Bienvenue au Girls Auto Clinic.
Sur fond de musique rock en cette chaude journée d'août, la cheffe d'équipe Sue Sweeney, bandana noué sur le front, s'affaire sous un pont élévateur pour inspecter une voiture. A côté d'elle, une mécanicienne lui passe ses outils.
Au Girls Auto Clinic, des femmes ont décidé de se réunir pour s'affranchir des clichés sexistes sur le monde des voitures, dominé par les hommes.

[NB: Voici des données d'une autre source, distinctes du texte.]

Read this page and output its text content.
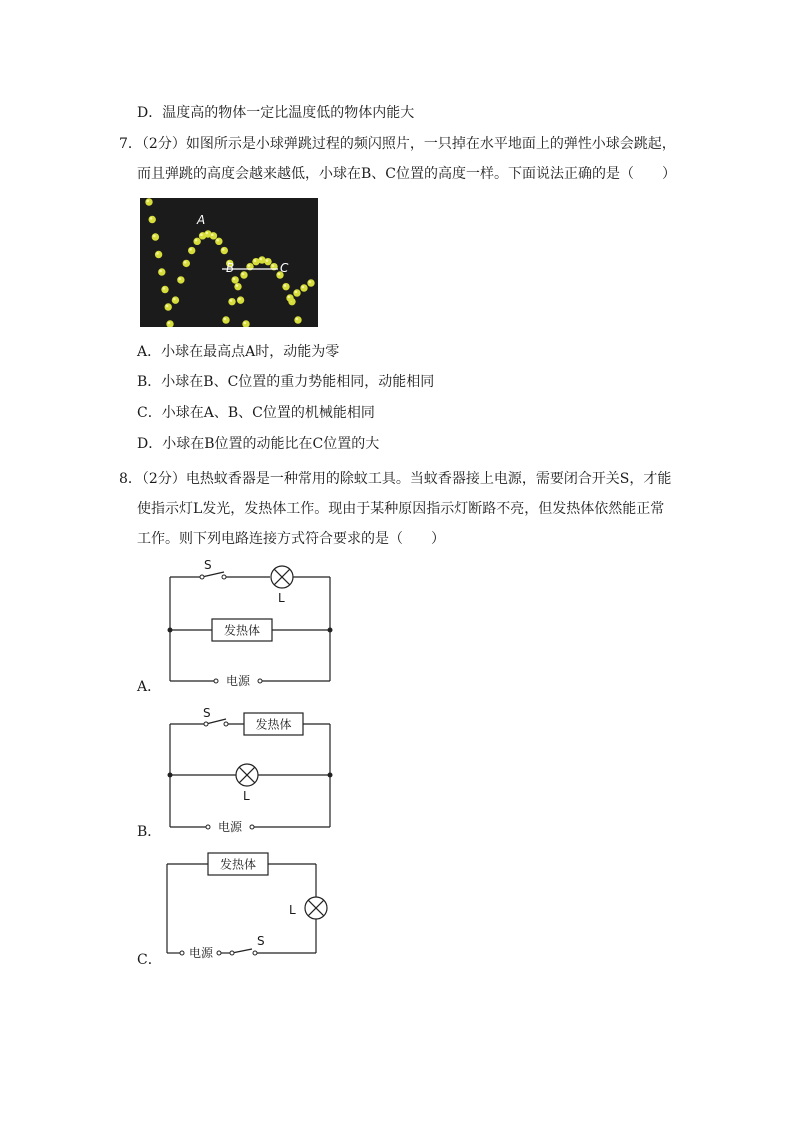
D．温度高的物体一定比温度低的物体内能大
7．（2分）如图所示是小球弹跳过程的频闪照片，一只掉在水平地面上的弹性小球会跳起，
而且弹跳的高度会越来越低，小球在B、C位置的高度一样。下面说法正确的是（　　）
A
B	C
A．小球在最高点A时，动能为零
B．小球在B、C位置的重力势能相同，动能相同
C．小球在A、B、C位置的机械能相同
D．小球在B位置的动能比在C位置的大
8．（2分）电热蚊香器是一种常用的除蚊工具。当蚊香器接上电源，需要闭合开关S，才能
使指示灯L发光，发热体工作。现由于某种原因指示灯断路不亮，但发热体依然能正常
工作。则下列电路连接方式符合要求的是（　　）
S
L
发热体
电源
A．
S
发热体
L
电源
B．
发热体
L
S
电源
C．
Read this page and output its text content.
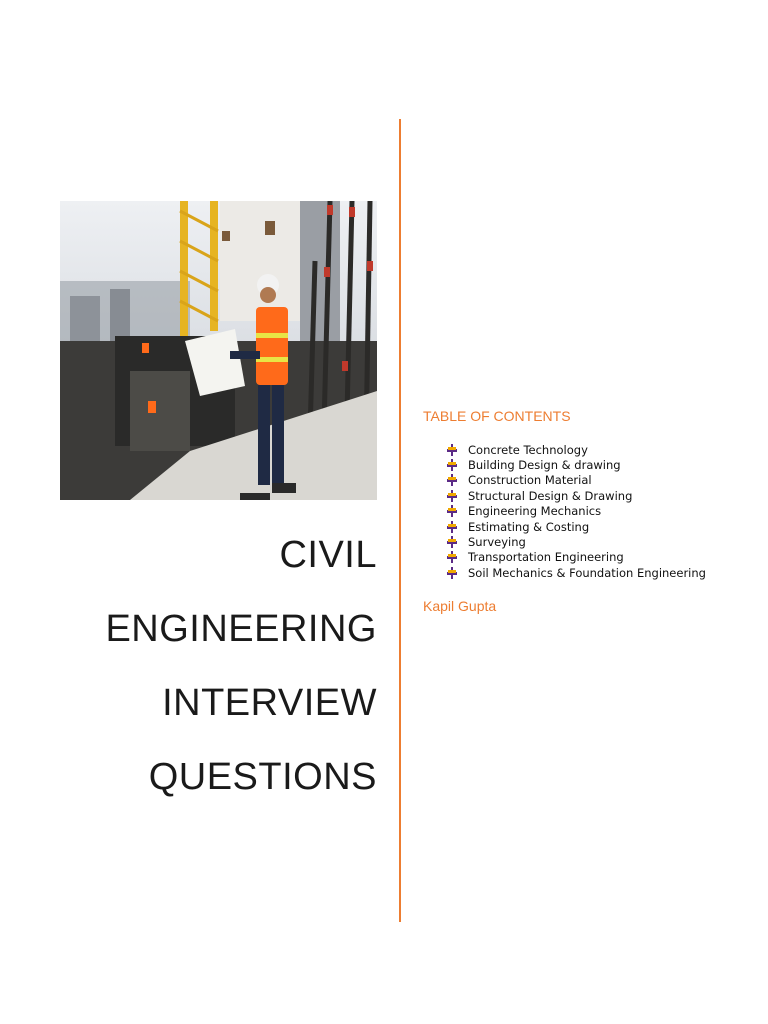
CIVIL
ENGINEERING
INTERVIEW
QUESTIONS
TABLE OF CONTENTS
Concrete Technology
Building Design & drawing
Construction Material
Structural Design & Drawing
Engineering Mechanics
Estimating & Costing
Surveying
Transportation Engineering
Soil Mechanics & Foundation Engineering
Kapil Gupta
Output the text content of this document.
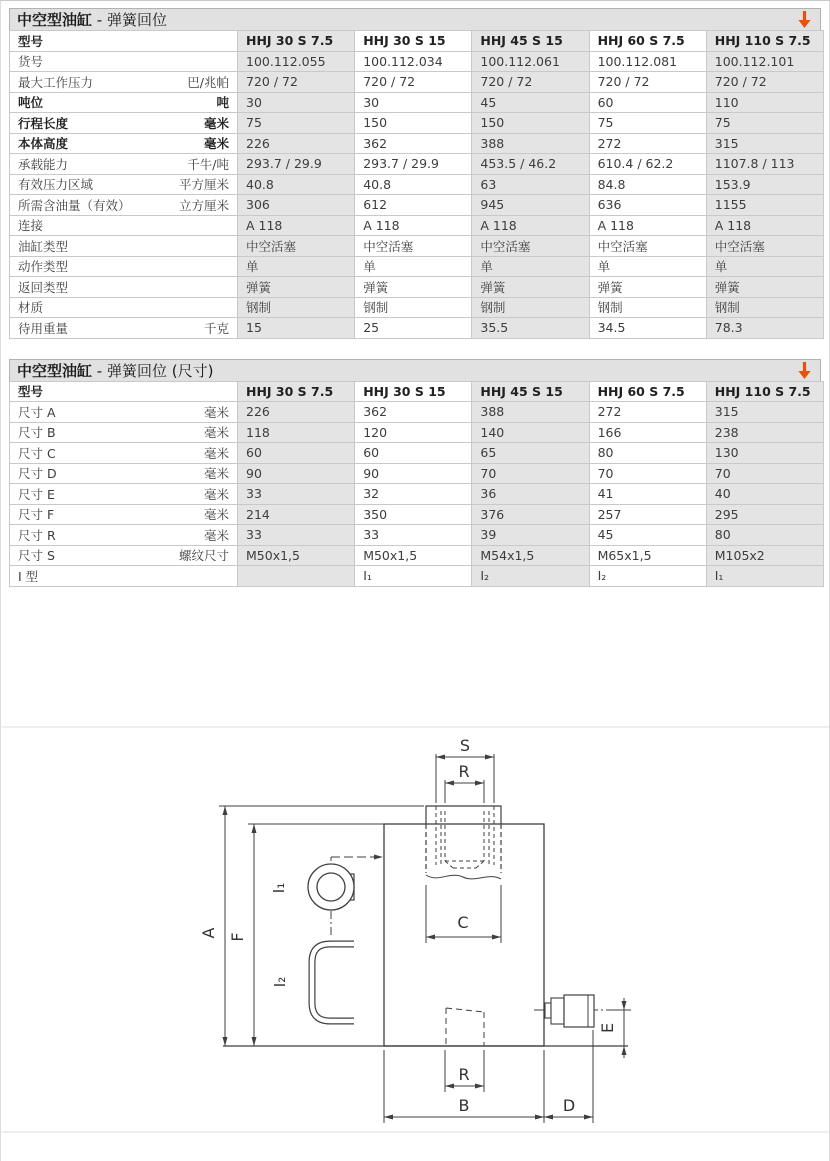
中空型油缸 - 弹簧回位
型号	HHJ 30 S 7.5	HHJ 30 S 15	HHJ 45 S 15	HHJ 60 S 7.5	HHJ 110 S 7.5
货号	100.112.055	100.112.034	100.112.061	100.112.081	100.112.101
最大工作压力 巴/兆帕	720 / 72	720 / 72	720 / 72	720 / 72	720 / 72
吨位 吨	30	30	45	60	110
行程长度 毫米	75	150	150	75	75
本体高度 毫米	226	362	388	272	315
承载能力 千牛/吨	293.7 / 29.9	293.7 / 29.9	453.5 / 46.2	610.4 / 62.2	1107.8 / 113
有效压力区域 平方厘米	40.8	40.8	63	84.8	153.9
所需含油量（有效） 立方厘米	306	612	945	636	1155
连接	A 118	A 118	A 118	A 118	A 118
油缸类型	中空活塞	中空活塞	中空活塞	中空活塞	中空活塞
动作类型	单	单	单	单	单
返回类型	弹簧	弹簧	弹簧	弹簧	弹簧
材质	钢制	钢制	钢制	钢制	钢制
待用重量 千克	15	25	35.5	34.5	78.3
中空型油缸 - 弹簧回位 (尺寸)
型号	HHJ 30 S 7.5	HHJ 30 S 15	HHJ 45 S 15	HHJ 60 S 7.5	HHJ 110 S 7.5
尺寸 A 毫米	226	362	388	272	315
尺寸 B 毫米	118	120	140	166	238
尺寸 C 毫米	60	60	65	80	130
尺寸 D 毫米	90	90	70	70	70
尺寸 E 毫米	33	32	36	41	40
尺寸 F 毫米	214	350	376	257	295
尺寸 R 毫米	33	33	39	45	80
尺寸 S 螺纹尺寸	M50x1,5	M50x1,5	M54x1,5	M65x1,5	M105x2
I 型		I₁	I₂	I₂	I₁
S
R
A F
I₁
I₂
C
E
R
B	D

"J'étais une femme qui travaillais dans l'industrie automobile, j'y ai détesté toutes mes expériences professionnelles", explique la pétillante fondatrice du garage, Patrice Banks.

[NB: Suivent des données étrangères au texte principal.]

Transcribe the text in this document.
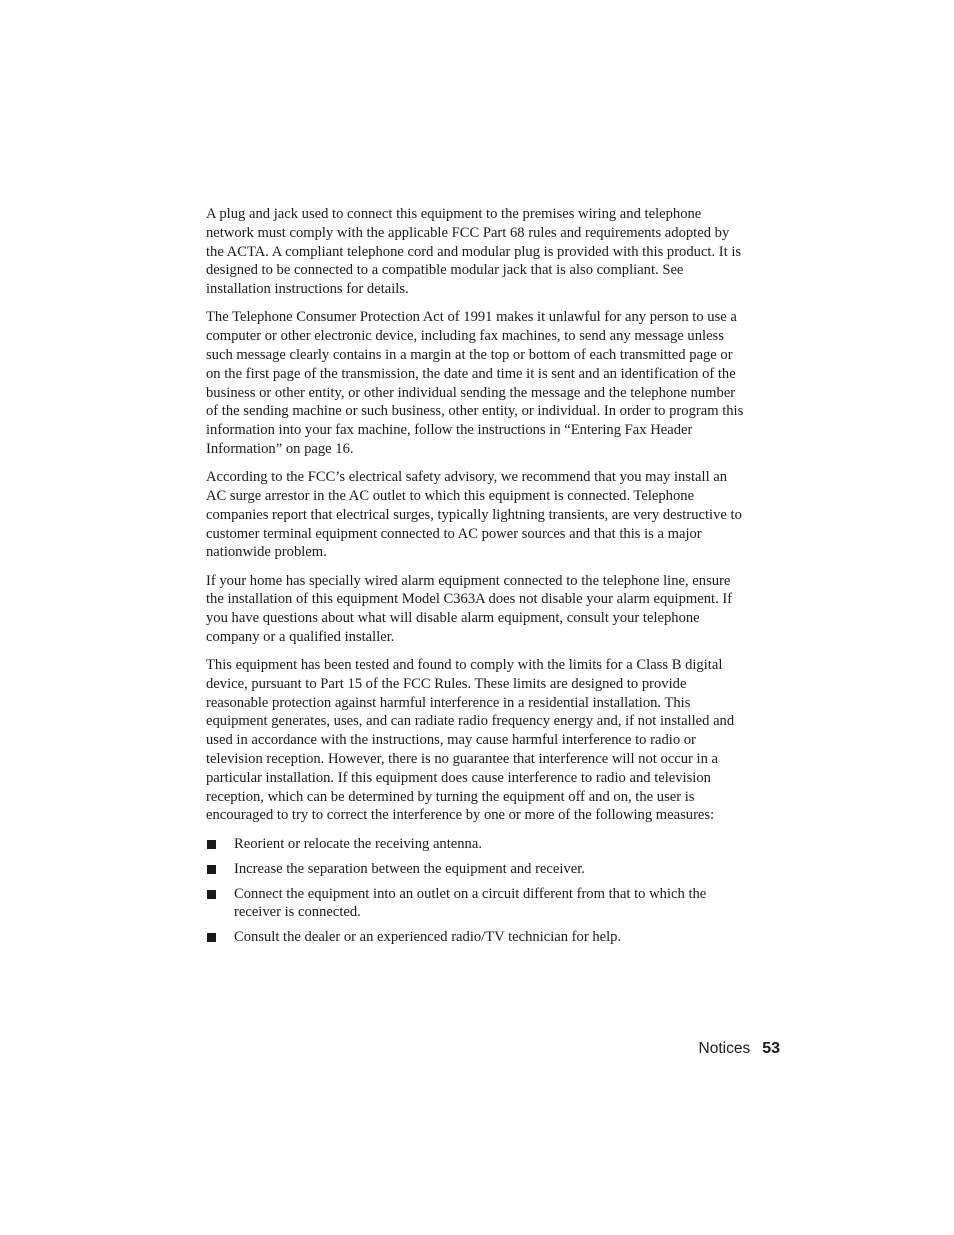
A plug and jack used to connect this equipment to the premises wiring and telephone network must comply with the applicable FCC Part 68 rules and requirements adopted by the ACTA. A compliant telephone cord and modular plug is provided with this product. It is designed to be connected to a compatible modular jack that is also compliant. See installation instructions for details.

The Telephone Consumer Protection Act of 1991 makes it unlawful for any person to use a computer or other electronic device, including fax machines, to send any message unless such message clearly contains in a margin at the top or bottom of each transmitted page or on the first page of the transmission, the date and time it is sent and an identification of the business or other entity, or other individual sending the message and the telephone number of the sending machine or such business, other entity, or individual. In order to program this information into your fax machine, follow the instructions in “Entering Fax Header Information” on page 16.

According to the FCC’s electrical safety advisory, we recommend that you may install an AC surge arrestor in the AC outlet to which this equipment is connected. Telephone companies report that electrical surges, typically lightning transients, are very destructive to customer terminal equipment connected to AC power sources and that this is a major nationwide problem.

If your home has specially wired alarm equipment connected to the telephone line, ensure the installation of this equipment Model C363A does not disable your alarm equipment. If you have questions about what will disable alarm equipment, consult your telephone company or a qualified installer.

This equipment has been tested and found to comply with the limits for a Class B digital device, pursuant to Part 15 of the FCC Rules. These limits are designed to provide reasonable protection against harmful interference in a residential installation. This equipment generates, uses, and can radiate radio frequency energy and, if not installed and used in accordance with the instructions, may cause harmful interference to radio or television reception. However, there is no guarantee that interference will not occur in a particular installation. If this equipment does cause interference to radio and television reception, which can be determined by turning the equipment off and on, the user is encouraged to try to correct the interference by one or more of the following measures:

Reorient or relocate the receiving antenna.
Increase the separation between the equipment and receiver.
Connect the equipment into an outlet on a circuit different from that to which the receiver is connected.
Consult the dealer or an experienced radio/TV technician for help.
Notices 53
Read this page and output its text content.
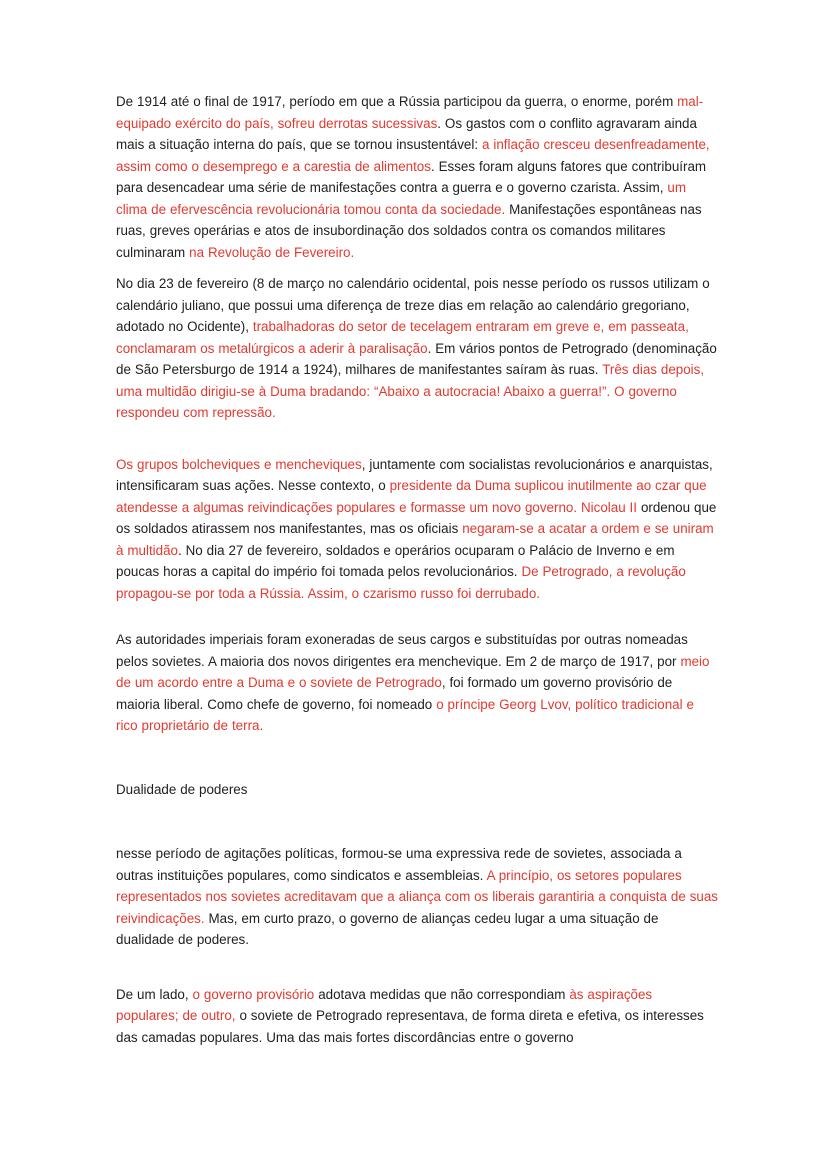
De 1914 até o final de 1917, período em que a Rússia participou da guerra, o enorme, porém mal-equipado exército do país, sofreu derrotas sucessivas. Os gastos com o conflito agravaram ainda mais a situação interna do país, que se tornou insustentável: a inflação cresceu desenfreadamente, assim como o desemprego e a carestia de alimentos. Esses foram alguns fatores que contribuíram para desencadear uma série de manifestações contra a guerra e o governo czarista. Assim, um clima de efervescência revolucionária tomou conta da sociedade. Manifestações espontâneas nas ruas, greves operárias e atos de insubordinação dos soldados contra os comandos militares culminaram na Revolução de Fevereiro.
No dia 23 de fevereiro (8 de março no calendário ocidental, pois nesse período os russos utilizam o calendário juliano, que possui uma diferença de treze dias em relação ao calendário gregoriano, adotado no Ocidente), trabalhadoras do setor de tecelagem entraram em greve e, em passeata, conclamaram os metalúrgicos a aderir à paralisação. Em vários pontos de Petrogrado (denominação de São Petersburgo de 1914 a 1924), milhares de manifestantes saíram às ruas. Três dias depois, uma multidão dirigiu-se à Duma bradando: “Abaixo a autocracia! Abaixo a guerra!”. O governo respondeu com repressão.
Os grupos bolcheviques e mencheviques, juntamente com socialistas revolucionários e anarquistas, intensificaram suas ações. Nesse contexto, o presidente da Duma suplicou inutilmente ao czar que atendesse a algumas reivindicações populares e formasse um novo governo. Nicolau II ordenou que os soldados atirassem nos manifestantes, mas os oficiais negaram-se a acatar a ordem e se uniram à multidão. No dia 27 de fevereiro, soldados e operários ocuparam o Palácio de Inverno e em poucas horas a capital do império foi tomada pelos revolucionários. De Petrogrado, a revolução propagou-se por toda a Rússia. Assim, o czarismo russo foi derrubado.
As autoridades imperiais foram exoneradas de seus cargos e substituídas por outras nomeadas pelos sovietes. A maioria dos novos dirigentes era menchevique. Em 2 de março de 1917, por meio de um acordo entre a Duma e o soviete de Petrogrado, foi formado um governo provisório de maioria liberal. Como chefe de governo, foi nomeado o príncipe Georg Lvov, político tradicional e rico proprietário de terra.
Dualidade de poderes
nesse período de agitações políticas, formou-se uma expressiva rede de sovietes, associada a outras instituições populares, como sindicatos e assembleias. A princípio, os setores populares representados nos sovietes acreditavam que a aliança com os liberais garantiria a conquista de suas reivindicações. Mas, em curto prazo, o governo de alianças cedeu lugar a uma situação de dualidade de poderes.
De um lado, o governo provisório adotava medidas que não correspondiam às aspirações populares; de outro, o soviete de Petrogrado representava, de forma direta e efetiva, os interesses das camadas populares. Uma das mais fortes discordâncias entre o governo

"J'avais toujours l'impression qu'il fallait qu'un homme vienne avec moi chez le mécanicien, sinon on m'arnaquait".
En 2012, à l'âge de 31 ans, elle a décidé de tout plaquer: après avoir quitté son travail dans un laboratoire d'ingénierie, elle est devenue mécanicienne.

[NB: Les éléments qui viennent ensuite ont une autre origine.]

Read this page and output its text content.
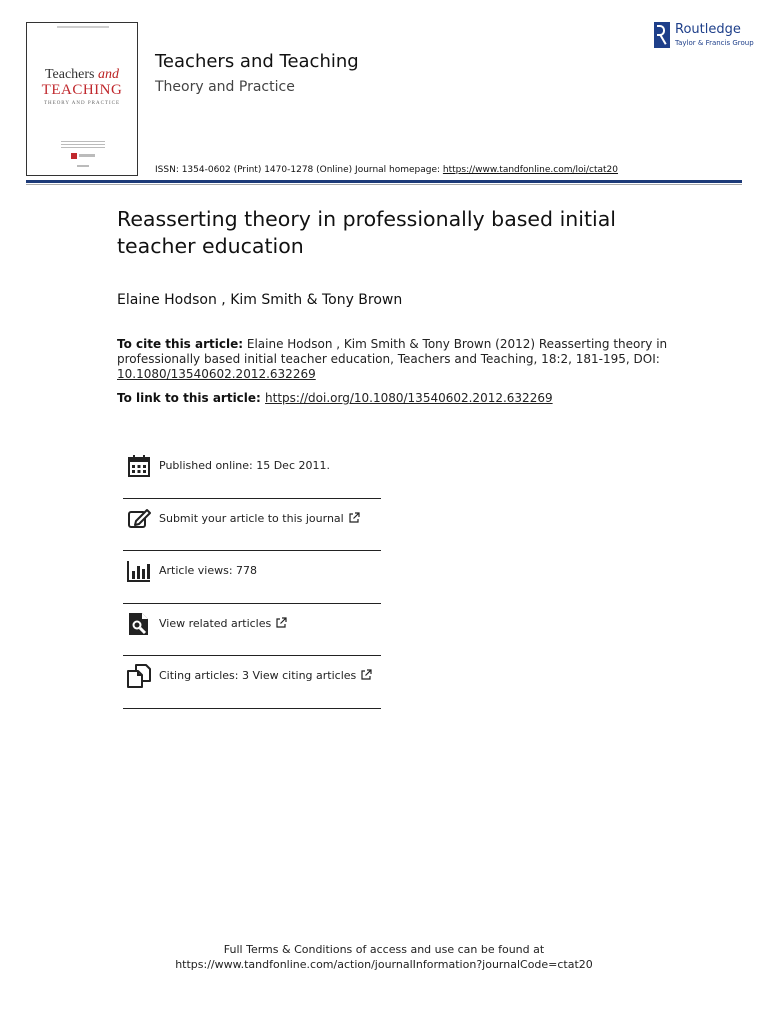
Teachers and
TEACHING
THEORY AND PRACTICE
Teachers and Teaching
Theory and Practice
ISSN: 1354-0602 (Print) 1470-1278 (Online) Journal homepage: https://www.tandfonline.com/loi/ctat20
Routledge
Taylor & Francis Group
Reasserting theory in professionally based initial teacher education
Elaine Hodson , Kim Smith & Tony Brown
To cite this article: Elaine Hodson , Kim Smith & Tony Brown (2012) Reasserting theory in professionally based initial teacher education, Teachers and Teaching, 18:2, 181-195, DOI: 10.1080/13540602.2012.632269
To link to this article: https://doi.org/10.1080/13540602.2012.632269
Published online: 15 Dec 2011.
Submit your article to this journal
Article views: 778
View related articles
Citing articles: 3 View citing articles
Full Terms & Conditions of access and use can be found at
https://www.tandfonline.com/action/journalInformation?journalCode=ctat20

Au début, le projet était de créer un atelier de mécanique réservé aux femmes, une fois par mois. Mais rapidement, son business est devenu florissant.
L'année dernière, elle a ainsi officiellement ouvert son Girls Auto Clinic, à côté duquel elle a également créé un salon de manucure particulièrement prisé de la clientèle du garage, très majoritairement (75%) féminine.
Certaines n'hésitent même pas à parcourir quelques kilomètres de plus pour venir dans ce garage si particulier.
"Je voulais créer une entreprise où les femmes se sentent les bienvenues et où elles se sentent émancipées", poursuit dans un sourire Patrice Banks, qui a même raconté son parcours dans un livre sorti récemment.
"Si nous sommes les principaux clients, nous ne devrions pas nous sentir maltraitées ou mal comprises".
Cinq nouveaux garages
Aux Etats-Unis, on compte autant de conductrices que de conducteurs selon les statistiques officielles du ministère des Transports. Les femmes, cependant, ne comptent que pour 3% des techniciens et mécaniciens automobiles.
Sauf au Girls Auto Clinic, où neuf des dix employés sont des employées et s'appellent "elle-caniciennes" ("She-canics" en anglais).
"Je peux venir, être moi, m'habiller comme je veux et personne ne va me juger en observant si j'ai l'air assez féminin ou trop masculin selon le type de travail que je vais faire", explique Sue Sweeney, 42 ans dont 23 années passées à travailler dans ce milieu au cours desquelles aucun cliché ne lui a été épargné.
Un ancien collègue lui a ainsi assené un jour qu'elle devrait "être pieds nus et enceinte à la cuisine", et non dans un atelier.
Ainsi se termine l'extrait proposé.